Les cinq délégations souhaitent également la mise en place de « contrôles vétérinaires, phytosanitaires et de sécurité alimentaire plus stricts afin d’assurer la conformité avec les normes élevées de l’UE » et qu’une plus grande attention soit portée sur « la déforestation et les changements illégaux d’utilisation des terres ». Sur ce point, la Commission européenne a précisé que l’UE « s’engage activement avec les autorités du Mercosur concernant la protection de la forêt amazonienne et la fin de la déforestation illégale », tout en indiquant que « les engagements des pays du Mercosur dans le cadre de l’accord de Paris ont été intégrés dans l’accord ».

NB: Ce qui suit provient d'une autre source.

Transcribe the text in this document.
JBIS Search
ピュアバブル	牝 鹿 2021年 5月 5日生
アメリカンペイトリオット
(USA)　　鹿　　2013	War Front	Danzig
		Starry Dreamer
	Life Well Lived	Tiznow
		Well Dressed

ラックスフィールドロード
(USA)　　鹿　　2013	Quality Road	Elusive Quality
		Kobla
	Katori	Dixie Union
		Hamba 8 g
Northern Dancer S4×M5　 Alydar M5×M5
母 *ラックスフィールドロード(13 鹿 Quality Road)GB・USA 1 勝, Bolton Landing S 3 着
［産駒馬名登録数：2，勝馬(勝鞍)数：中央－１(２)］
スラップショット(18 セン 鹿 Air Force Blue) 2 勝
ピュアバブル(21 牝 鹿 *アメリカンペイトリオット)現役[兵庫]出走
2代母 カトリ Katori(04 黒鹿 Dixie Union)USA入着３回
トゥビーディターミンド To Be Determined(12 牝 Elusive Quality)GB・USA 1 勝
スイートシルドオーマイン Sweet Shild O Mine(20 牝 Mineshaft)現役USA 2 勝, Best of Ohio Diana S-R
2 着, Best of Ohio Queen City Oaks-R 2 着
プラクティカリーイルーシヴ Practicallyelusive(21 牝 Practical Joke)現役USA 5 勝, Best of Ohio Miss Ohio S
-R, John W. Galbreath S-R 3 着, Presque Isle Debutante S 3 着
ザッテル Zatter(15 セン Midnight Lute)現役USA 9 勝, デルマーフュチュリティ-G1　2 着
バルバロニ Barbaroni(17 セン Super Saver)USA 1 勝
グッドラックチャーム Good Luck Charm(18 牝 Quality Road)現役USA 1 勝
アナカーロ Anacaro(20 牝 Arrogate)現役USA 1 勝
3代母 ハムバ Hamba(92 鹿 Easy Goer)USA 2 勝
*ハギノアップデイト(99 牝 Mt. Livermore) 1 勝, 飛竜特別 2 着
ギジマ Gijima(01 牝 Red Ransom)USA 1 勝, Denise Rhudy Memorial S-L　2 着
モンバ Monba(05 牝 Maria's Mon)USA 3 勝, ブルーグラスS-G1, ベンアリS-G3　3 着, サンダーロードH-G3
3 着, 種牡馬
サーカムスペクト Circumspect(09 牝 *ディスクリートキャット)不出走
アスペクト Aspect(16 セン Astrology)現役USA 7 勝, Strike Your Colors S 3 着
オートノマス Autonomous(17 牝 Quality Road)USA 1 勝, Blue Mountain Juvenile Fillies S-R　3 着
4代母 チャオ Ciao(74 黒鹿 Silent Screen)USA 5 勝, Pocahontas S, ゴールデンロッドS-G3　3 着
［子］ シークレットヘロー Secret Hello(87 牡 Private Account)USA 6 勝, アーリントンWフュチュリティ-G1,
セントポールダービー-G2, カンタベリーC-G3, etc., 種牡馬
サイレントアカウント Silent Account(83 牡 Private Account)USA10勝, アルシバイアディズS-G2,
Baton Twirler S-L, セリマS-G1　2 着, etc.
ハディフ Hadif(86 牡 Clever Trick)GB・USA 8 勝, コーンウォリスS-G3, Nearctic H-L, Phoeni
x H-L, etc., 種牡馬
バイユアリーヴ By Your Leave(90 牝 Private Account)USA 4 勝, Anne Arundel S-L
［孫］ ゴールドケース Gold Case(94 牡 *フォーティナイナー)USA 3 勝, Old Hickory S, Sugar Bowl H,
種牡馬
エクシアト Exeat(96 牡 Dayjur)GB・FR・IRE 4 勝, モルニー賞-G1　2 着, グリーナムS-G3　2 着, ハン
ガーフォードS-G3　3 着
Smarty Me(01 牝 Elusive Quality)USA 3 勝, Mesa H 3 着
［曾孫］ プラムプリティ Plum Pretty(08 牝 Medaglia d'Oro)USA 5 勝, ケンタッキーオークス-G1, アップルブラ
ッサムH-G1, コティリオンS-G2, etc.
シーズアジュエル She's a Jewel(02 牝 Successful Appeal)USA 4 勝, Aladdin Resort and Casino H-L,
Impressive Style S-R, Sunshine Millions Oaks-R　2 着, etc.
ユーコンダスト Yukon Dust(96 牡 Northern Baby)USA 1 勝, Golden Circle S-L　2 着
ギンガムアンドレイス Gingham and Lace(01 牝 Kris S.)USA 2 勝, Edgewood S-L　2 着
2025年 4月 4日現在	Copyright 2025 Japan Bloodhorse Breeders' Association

Les délégations appellent aussi Bruxelles à plus de précision concernant le paquet de soutien à l’agriculture d’un milliard d’euros proposé pour faire face aux perturbations du marché, notamment sur « le financement, la répartition entre les États membres, les secteurs agricoles éligibles ou les mesures ». Enfin, elles insistent pour que le principe d’unanimité qui prévaut au Conseil ne soit pas remis en cause étant donné les implications potentielles de l’accord avec le Mercosur.

Face à ces craintes, le commissaire à l’Agriculture, Janusz Wojciechowski, a réitéré l’engagement de l’UE à soutenir tous les agriculteurs, « dans les limites des disponibilités budgétaires ». Avant de préciser que « l’accord avec le bloc des pays du Mercosur n’offre pas uniquement des contingents tarifaires pour les produits les plus sensibles mais aussi des opportunités intéressantes pour les produits agricoles de l’UE ». Il a également indiqué que la Commission publiera bientôt une étude révisée sur l’effet cumulé de tous les accords commerciaux. Cela permettra notamment d’évaluer au cas par cas ce qui constitue une perturbation grave du marché.